View source on GitHub |
Constructs a distribution or bijector instance with trainable parameters.
tfp.experimental.util.make_trainable_stateless(
cls,
initial_parameters=None,
batch_and_event_shape=(),
parameter_dtype=tf.float32,
**init_kwargs
)
This is a convenience method that instantiates a class with trainable
parameters. Parameters are randomly initialized, and transformed to enforce
any domain constraints.

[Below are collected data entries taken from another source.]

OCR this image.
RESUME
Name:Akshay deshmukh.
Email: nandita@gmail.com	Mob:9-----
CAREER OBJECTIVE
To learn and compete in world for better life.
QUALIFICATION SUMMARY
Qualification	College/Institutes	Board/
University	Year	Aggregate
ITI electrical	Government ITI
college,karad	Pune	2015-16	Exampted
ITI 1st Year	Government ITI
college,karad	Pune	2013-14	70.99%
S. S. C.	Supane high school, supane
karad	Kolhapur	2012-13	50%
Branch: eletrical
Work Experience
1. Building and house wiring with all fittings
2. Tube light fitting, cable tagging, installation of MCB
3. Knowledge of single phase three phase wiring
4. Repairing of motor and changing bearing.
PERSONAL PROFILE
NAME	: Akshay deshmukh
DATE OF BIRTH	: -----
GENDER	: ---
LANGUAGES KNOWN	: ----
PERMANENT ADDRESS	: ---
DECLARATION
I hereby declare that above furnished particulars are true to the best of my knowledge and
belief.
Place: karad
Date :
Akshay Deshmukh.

This method assumes that the class exposes a
parameter_properties
method annotating its trainable parameters, and that
the caller provides any additional (non-trainable) arguments required by the
class.
Returns | |
---|---|
init_fn
|
Python callable with signature initial_parameters = init_fn(seed) .
|
apply_fn
|
Python callable with signature instance = apply_fn(*parameters) .
|
Example
Suppose we want to fit a normal distribution to observed data. We could of course just examine the empirical mean and standard deviation of the data:
samples = [4.57, 6.37, 5.93, 7.98, 2.03, 3.59, 8.55, 3.45, 5.06, 6.44]
model = tfd.Normal(
loc=tf.reduce_mean(samples), # ==> 5.40
scale=tf.math.reduce_std(sample)) # ==> 1.95
and this would be a very sensible approach. But that's boring, so instead, let's do way more work to get the same result. We'll build a trainable normal distribution, and explicitly optimize to find the maximum-likelihood estimate for the parameters given our data:
init_fn, apply_fn = tfe_util.make_trainable_stateless(tfd.Normal)
import optax # JAX only.
mle_params, losses = tfp.math.minimize_stateless(
lambda *params: -apply_fn(params).log_prob(samples),
init=init_fn(),
optimizer=optax.adam(0.1),
num_steps=200)
model = apply_fn(mle_params)
print('Fit Normal distribution with mean {} and stddev {}'.format(
model.mean(),
model.stddev()))
In this trivial case, doing the explicit optimization has few advantages over the first approach in which we simply matched the empirical moments of the data. However, trainable distributions are useful more generally. For example, they can enable maximum-likelihood estimation of distributions when a moment-matching estimator is not available, and they can also serve as surrogate posteriors in variational inference.